Scarnati Doesn’t Want Budget Hostages

As the key issues on this spring’s legislative agenda become clearer, the Senate’s top Republican says now is not the time to start linking them together.  “That’s Washington-style politics and we don’t need that,” Senate President Pro Tem Joe Scarnati (R-Jefferson) told reporters who huddled into his conference room at the state capitol. 

Joe Scarnati

Joe Scarnati

Scarnati does not want to see the liquor privatization issue tied to transportation funding.  “I think we’ve talked about it enough,” Scarnati said, discussing the urgency of improving the state’s transportation infrastructure.  “We have a study, we have a report; we have everybody feeling the necessity to get this done.  Delaying it and linking it just really doesn’t do any good for the commonwealth.” 
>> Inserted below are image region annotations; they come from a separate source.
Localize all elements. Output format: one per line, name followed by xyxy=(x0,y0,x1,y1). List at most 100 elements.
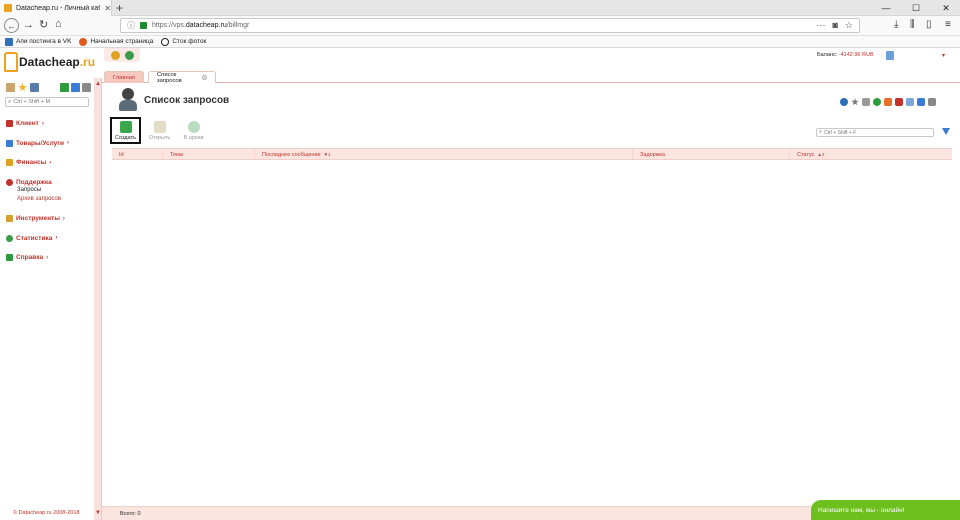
sidebar-item-tools[interactable]: Инструменты › xyxy=(6,209,94,229)
reload-icon[interactable]: ↻ xyxy=(39,18,48,31)
open-button[interactable]: Открыть xyxy=(144,117,175,144)
collapse-down-icon[interactable]: ▼ xyxy=(95,510,101,516)
tab-label: Список запросов xyxy=(157,71,182,84)
sidebar-subitem-requests[interactable]: Запросы xyxy=(17,187,94,196)
favorite-star-icon[interactable] xyxy=(851,98,859,106)
sidebar-item-label: Товары/Услуги xyxy=(16,139,64,147)
settings-icon[interactable] xyxy=(82,83,91,92)
chevron-right-icon: › xyxy=(67,140,69,147)
table-search-input[interactable] xyxy=(824,129,925,136)
pin-icon[interactable] xyxy=(862,98,870,106)
bookmark-item[interactable]: Начальная страница xyxy=(79,37,153,46)
column-header-status[interactable]: Статус ▲2 xyxy=(790,149,952,160)
sidebar-item-help[interactable]: Справка › xyxy=(6,248,94,268)
browser-tab[interactable]: Datacheap.ru - Личный кабин ✕ xyxy=(0,0,112,16)
collapse-up-icon[interactable]: ▲ xyxy=(95,81,101,87)
info-icon[interactable]: ⓘ xyxy=(127,20,135,31)
logo[interactable]: Datacheap.ru xyxy=(4,52,95,72)
balance-value: -4142.96 RUB xyxy=(838,52,874,58)
print-icon[interactable] xyxy=(928,98,936,106)
minimize-icon[interactable]: — xyxy=(871,0,901,16)
sidebar-collapse-bar[interactable]: ▲ ▼ xyxy=(94,78,102,520)
tab-main[interactable]: Главная xyxy=(104,71,144,83)
user-icon[interactable] xyxy=(886,51,894,60)
archive-label: В архив xyxy=(183,134,204,141)
library-icon[interactable]: ⫼ xyxy=(910,19,915,30)
sidebar-subitem-archive[interactable]: Архив запросов xyxy=(17,196,94,205)
sidebar-item-stats[interactable]: Статистика › xyxy=(6,229,94,249)
column-header-id[interactable]: Id xyxy=(112,149,163,160)
maximize-icon[interactable]: ☐ xyxy=(901,0,931,16)
toolbar: Создать Открыть В архив xyxy=(110,117,209,144)
close-tab-icon[interactable]: ✕ xyxy=(202,75,207,80)
red-report-icon[interactable] xyxy=(895,98,903,106)
tab-requests-list[interactable]: Список запросов ✕ xyxy=(148,71,216,84)
open-icon xyxy=(153,120,166,133)
orange-export-icon[interactable] xyxy=(884,98,892,106)
browser-tab-title: Datacheap.ru - Личный кабин xyxy=(16,4,101,12)
sidebar-search[interactable]: ⌕ xyxy=(5,97,89,107)
bookmark-item[interactable]: Апи постинга в VK xyxy=(5,37,71,46)
home-icon[interactable]: ⌂ xyxy=(55,18,62,30)
requests-table-header: Id Тема Последнее сообщение ▼1 Задержка С… xyxy=(112,148,952,160)
add-user-icon[interactable] xyxy=(110,50,120,60)
column-header-delay[interactable]: Задержка xyxy=(633,149,790,160)
online-chat-button[interactable]: Напишите нам, мы - онлайн! xyxy=(811,500,960,520)
page-title: Список запросов xyxy=(144,94,230,106)
close-tab-icon[interactable]: ✕ xyxy=(104,4,111,13)
favorites-star-icon[interactable] xyxy=(18,83,27,92)
support-submenu: Запросы Архив запросов xyxy=(6,187,94,205)
open-label: Открыть xyxy=(148,134,171,141)
chevron-right-icon: › xyxy=(49,159,52,166)
monitor-icon[interactable] xyxy=(917,98,925,106)
bookmark-star-icon[interactable]: ☆ xyxy=(845,20,853,31)
filter-icon[interactable] xyxy=(942,128,950,135)
back-icon[interactable]: ← xyxy=(4,18,19,33)
briefcase-icon[interactable] xyxy=(30,83,39,92)
column-header-subject[interactable]: Тема xyxy=(163,149,255,160)
tools-icon xyxy=(6,215,13,223)
more-actions-icon[interactable]: ··· xyxy=(816,20,825,31)
sidebar-item-client[interactable]: Клиент › xyxy=(6,114,94,134)
sidebar-item-finance[interactable]: Финансы › xyxy=(6,153,94,173)
support-operator-icon xyxy=(118,88,138,112)
close-window-icon[interactable]: ✕ xyxy=(931,0,960,16)
bookmark-item[interactable]: Сток фоток xyxy=(161,37,206,46)
dashboard-icon[interactable] xyxy=(6,83,15,92)
new-tab-icon[interactable]: + xyxy=(116,1,123,15)
user-menu-chevron-icon[interactable]: ▾ xyxy=(942,52,945,59)
page-header: Список запросов xyxy=(118,88,229,112)
create-label: Создать xyxy=(115,134,136,141)
billmgr-app: Datacheap.ru ⌕ Клиент › Товары/Услуги xyxy=(0,48,960,520)
create-button[interactable]: Создать xyxy=(110,117,141,144)
url-host: datacheap.ru xyxy=(185,22,227,29)
expand-all-icon[interactable] xyxy=(60,83,69,92)
archive-icon xyxy=(187,120,200,133)
menu-icon[interactable]: ≡ xyxy=(945,19,951,30)
table-search[interactable]: ⌕ xyxy=(816,128,934,137)
help-icon xyxy=(6,254,13,262)
image-icon[interactable] xyxy=(906,98,914,106)
support-headset-icon[interactable] xyxy=(124,50,134,60)
refresh-icon[interactable] xyxy=(840,98,848,106)
pocket-icon[interactable]: ◙ xyxy=(832,20,837,31)
download-icon[interactable]: ⤓ xyxy=(894,19,898,30)
bookmarks-bar: Апи постинга в VK Начальная страница Сто… xyxy=(0,36,960,48)
collapse-all-icon[interactable] xyxy=(71,83,80,92)
sidebar-toggle-icon[interactable]: ▯ xyxy=(926,19,932,30)
sidebar-item-label: Финансы xyxy=(16,159,47,167)
total-count: Всего: 0 xyxy=(120,511,141,517)
sidebar-item-products[interactable]: Товары/Услуги › xyxy=(6,134,94,154)
logo-text: Datacheap.ru xyxy=(19,55,96,69)
sort-desc-icon: ▼1 xyxy=(323,152,331,157)
column-header-last-message[interactable]: Последнее сообщение ▼1 xyxy=(255,149,633,160)
vk-icon xyxy=(5,37,13,46)
chevron-right-icon: › xyxy=(55,235,58,242)
browser-navbar: ← → ↻ ⌂ ⓘ https://vps. datacheap.ru /bil… xyxy=(0,16,960,36)
sidebar-item-label: Инструменты xyxy=(16,215,60,223)
archive-button[interactable]: В архив xyxy=(178,117,209,144)
forward-icon[interactable]: → xyxy=(23,19,34,31)
url-bar[interactable]: ⓘ https://vps. datacheap.ru /billmgr ···… xyxy=(120,18,860,33)
green-status-icon[interactable] xyxy=(873,98,881,106)
sidebar-search-input[interactable] xyxy=(13,99,86,105)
His comments come as the Corbett administration has also been signaling that the pension reform issue will be tied to the state budget, specifically education funding.  “The issue of cutting public education is a very sensitive issue… and putting an either-or doesn’t make this budget a lot easier to get done.” 
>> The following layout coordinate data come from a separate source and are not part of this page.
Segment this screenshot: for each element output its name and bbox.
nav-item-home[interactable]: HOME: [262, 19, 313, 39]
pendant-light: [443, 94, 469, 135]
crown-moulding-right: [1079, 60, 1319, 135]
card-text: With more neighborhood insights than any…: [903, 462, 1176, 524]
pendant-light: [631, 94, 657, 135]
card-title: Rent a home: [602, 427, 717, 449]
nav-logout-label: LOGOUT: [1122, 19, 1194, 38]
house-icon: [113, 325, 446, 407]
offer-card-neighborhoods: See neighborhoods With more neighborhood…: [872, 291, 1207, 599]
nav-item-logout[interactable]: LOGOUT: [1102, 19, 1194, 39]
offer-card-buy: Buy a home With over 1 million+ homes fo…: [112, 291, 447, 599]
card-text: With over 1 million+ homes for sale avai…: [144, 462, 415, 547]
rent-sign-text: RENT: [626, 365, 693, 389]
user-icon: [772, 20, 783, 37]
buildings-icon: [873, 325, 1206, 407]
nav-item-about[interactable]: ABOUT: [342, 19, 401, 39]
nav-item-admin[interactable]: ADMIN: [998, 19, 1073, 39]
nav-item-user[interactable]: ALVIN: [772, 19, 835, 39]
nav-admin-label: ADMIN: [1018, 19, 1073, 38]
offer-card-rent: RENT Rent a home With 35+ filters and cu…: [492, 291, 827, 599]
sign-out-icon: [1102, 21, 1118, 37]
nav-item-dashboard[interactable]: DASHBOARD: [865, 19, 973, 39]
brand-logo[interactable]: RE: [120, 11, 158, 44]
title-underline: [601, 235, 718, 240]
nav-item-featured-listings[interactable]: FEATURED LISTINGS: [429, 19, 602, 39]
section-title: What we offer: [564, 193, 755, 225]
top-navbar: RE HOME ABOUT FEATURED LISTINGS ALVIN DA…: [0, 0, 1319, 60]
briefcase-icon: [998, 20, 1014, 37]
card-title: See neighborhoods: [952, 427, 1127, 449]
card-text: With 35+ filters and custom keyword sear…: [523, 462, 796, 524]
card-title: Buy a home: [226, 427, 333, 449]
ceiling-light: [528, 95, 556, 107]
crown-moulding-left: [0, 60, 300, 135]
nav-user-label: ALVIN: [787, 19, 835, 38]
Scarnati believes pensions should be addressed, and that the first step should be passing a bill that enrolls all newly-hired state workers in a 401(k)-style defined contribution retirement plan.  “That’s the tourniquet that stops the bleeding, and that’s a move that we need to make,” he says. 

But Scarnati does not know if the votes exist to reduce the future pension benefits of current state employees.  He’s anxious to see the options that Governor Tom Corbett is expected to lay out along with his budget plan, and believes there’s a willingness to work toward a solution to the public pensions’ $41-billion dollar unfunded liability.